The Ultimate Ninja 1986
I have been watching ninja flicks since I was a child of seven. Ever since I heard the older (and thus cooler) kids talking about how totally sweet ninjas were (really, that's how I got into Voltron too). They could do things like run across a forest floor that was littered with dry leaves and twigs without making a sound. That's really all I remember of the conversation. But I was hooked.
Ninjas, hell yeah! I watched a lot of crappy ninja flicks as a kid. And I still have a soft spot for the genre today. This is why we are here now.
Opening splash music sounds like it was ripped off of Star Wars. Just to get that out there right off the bat. It sounds like they took two separate themes from the original trilogy and slapped them together.
And that seems to be a theme for this movie, The Ultimate Ninja.
Two movies mashed together. Two different casts. They were probably made in separate decades. Did someone say muddled? Well they should have. I don't know why they felt the need to pin these movies together. But, I don't understand the workings of the film industry.

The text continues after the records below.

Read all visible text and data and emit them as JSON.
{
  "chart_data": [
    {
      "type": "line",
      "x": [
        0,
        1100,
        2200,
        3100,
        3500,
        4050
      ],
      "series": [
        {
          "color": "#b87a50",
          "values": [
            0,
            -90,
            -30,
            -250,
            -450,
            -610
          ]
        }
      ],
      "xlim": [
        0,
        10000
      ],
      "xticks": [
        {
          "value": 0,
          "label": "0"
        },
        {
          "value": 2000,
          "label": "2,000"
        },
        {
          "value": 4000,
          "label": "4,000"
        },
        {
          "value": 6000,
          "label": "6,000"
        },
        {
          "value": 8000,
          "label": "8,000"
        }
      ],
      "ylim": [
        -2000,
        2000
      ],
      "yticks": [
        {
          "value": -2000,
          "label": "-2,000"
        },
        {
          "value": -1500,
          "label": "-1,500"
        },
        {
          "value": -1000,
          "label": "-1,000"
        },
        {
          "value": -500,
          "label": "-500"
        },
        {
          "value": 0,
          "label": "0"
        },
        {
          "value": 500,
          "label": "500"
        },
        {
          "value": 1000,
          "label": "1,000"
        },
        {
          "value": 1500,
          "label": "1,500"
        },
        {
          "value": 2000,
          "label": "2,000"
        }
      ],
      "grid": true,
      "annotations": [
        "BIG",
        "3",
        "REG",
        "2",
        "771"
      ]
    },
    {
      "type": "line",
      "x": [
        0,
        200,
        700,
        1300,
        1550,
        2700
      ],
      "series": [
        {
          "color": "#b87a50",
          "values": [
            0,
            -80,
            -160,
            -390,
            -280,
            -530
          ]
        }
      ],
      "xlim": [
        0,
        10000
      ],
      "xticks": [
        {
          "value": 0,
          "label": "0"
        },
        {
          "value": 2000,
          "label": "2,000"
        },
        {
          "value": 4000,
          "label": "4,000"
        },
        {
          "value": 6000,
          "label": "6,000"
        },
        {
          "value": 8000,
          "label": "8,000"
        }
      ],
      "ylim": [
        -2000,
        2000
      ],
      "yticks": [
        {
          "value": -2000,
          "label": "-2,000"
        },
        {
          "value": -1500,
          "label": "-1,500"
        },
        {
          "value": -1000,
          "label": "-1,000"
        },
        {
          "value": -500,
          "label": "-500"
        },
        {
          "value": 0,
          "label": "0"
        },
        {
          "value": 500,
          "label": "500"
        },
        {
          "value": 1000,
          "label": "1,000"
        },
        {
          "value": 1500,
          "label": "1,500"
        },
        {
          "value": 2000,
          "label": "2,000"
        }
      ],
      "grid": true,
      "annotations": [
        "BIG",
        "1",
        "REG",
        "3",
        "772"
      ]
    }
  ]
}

It opens up with the leader of the Red Ninjas praying and working the forms. Notice, he's a blonde dude of possible Scandinavian origins and he's wearing a headband with a picture of a Ninja right in the middle. On one side of the Ninja are the letters NIN and the other? JA. Reminds me of the SNL commercial selling this Every time the headband was splashed across the screen, I giggled like a small child.
Red Leader then ambushed by a group of Black Ninjas. The Red Ninjas' mortal and eternal foes. Red Vrs Black. Checkers. Ants. Ninjas. This dichotomy represents a truth that is common in our lives. The Red leader is murdered and the Black Ninja Statue is taken by the Black Leader. Then comes Charles, the Second in Command of the Red Ninja Brotherhood.

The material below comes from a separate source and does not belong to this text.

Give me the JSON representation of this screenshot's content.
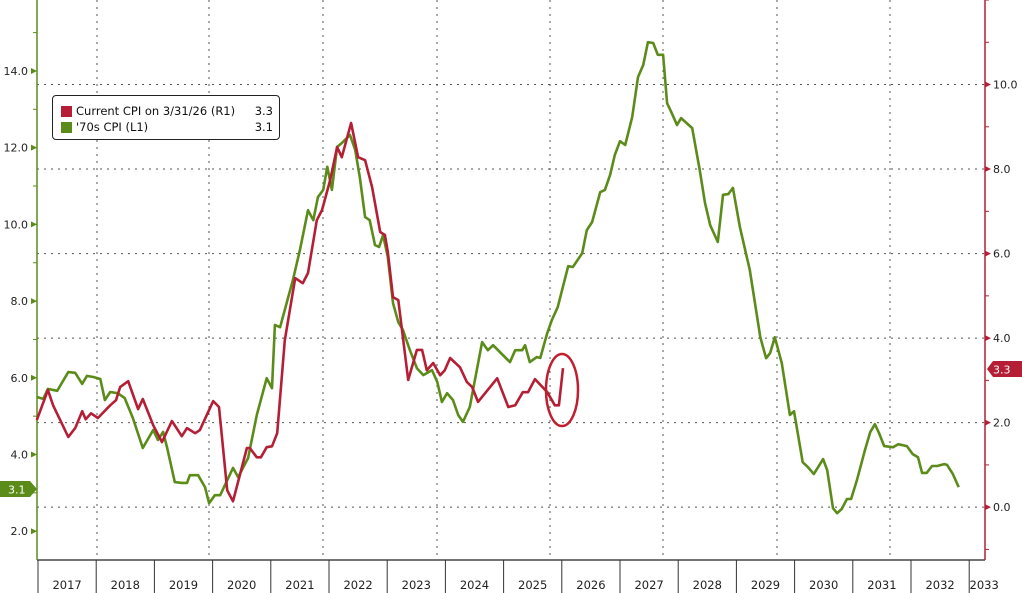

Chuckles helps fight off the evil Black Ninjas, but he's too late. His master has been killed. Now he's been named the New Red Leader. Mind you, there only seem to be two Red Ninjas, they have a Master/Padawan relationship ala the Sith Jedi. He is given the task of retrieving the statue. A little plastic nick-nack with the word Ninja written across the forehead. If you collect both statues, Black and Gold, you gain Real Ultimate Super Ninja POWER! Zam!
The rest of this half is the Red Ninja slowly killing the Black Ninja's minions one at a time as they're sent to assassinate him. Finally leading up to the show-down. This seems to be more of a traditional ninja movie, one where the warriors have awesome mystical powers like invisibility, a sixth sense, and teleportation. Effin sweet!
The entire thing smacks of a short, and one that I'm hoping was intended to be in part humorous. I hope so, as it is so absurd I would like to think that the filmmakers intended the jokes to be there. I mean really, a ninja wearing a headband that said 'ninja'? That's the kind of thing I would have worn when I was 8 (I did have the Karate Kid headband of awesome at one point - came with a shirt).
Now we cut to movie number two. It's not a really ninja movie. It's a lame kung fu film. With some 'clever editing' and voice dubbing in a single scene, the two movies are spliced into one. Actually at times, until the end it seemed like they had edited together three different films.
Lame movie two has a fully Asian cast. Not sure where from. IMDB says Hong Kong, and some of the names are Chinese. But others look more Thai. Maybe it was a a collaboration in the art of FAIL.
The story goes as so. Twenty years ago the bad guy named Rodger kills the protector of a town. In the battle, he allows Rodger's children to flee. Now, twenty years later, one of the sons is finishing his kung fu training in a land far away and is intent on finding his lost siblings and avenging their father.
Rodger has since settled down to a cozy life of charging the villagers 'rent' and hanging with his bitchy wife. Most of his minions are trained in kung fu, and they're rather dickish bullies who try to have their way with the villagers. Hijynks ensue. And rather lame battle scenes where the thugs beat down on the villagers and try to rape them and what-not. This is after all what thugs do.
The main hero in town is the martial arts teacher's daughter. Mostly she's passive and unwilling to lift a finger. Then strangers start appearing in town. The first is an older dude with receding hair. His Kung fu is ok, but he gets a beat down at the hands of the Heroine, if that's what she is. Difficult to tell.
Then a big bald dude appears. He's about a head taller than the other men and he fights like the stereotypical American in these movies (he resembles an Asian Yul Brynner) basically he soaks up damage and hits hard while employing moves that would make Hulk Hogan shed a tear of joy. He appears to possess psy-powers. I guess. It's implied when he keeps pointing at his head to the sound of strange music, but they don't really seem to have much effect.
They don't explain why the strangers are about. They just show up and leave randomly.
Finally, the original hero character arrives in town. And the lame sounds of frozen meat Foley effects fill the air!
Well, you can watch the rest.
The final high point of the entire film, the unintentional hilarity aside, was the single female breast. Just the one. You really only see it from the side. Yeah, sometimes I think like a 15 year old with scrambled Skinemax.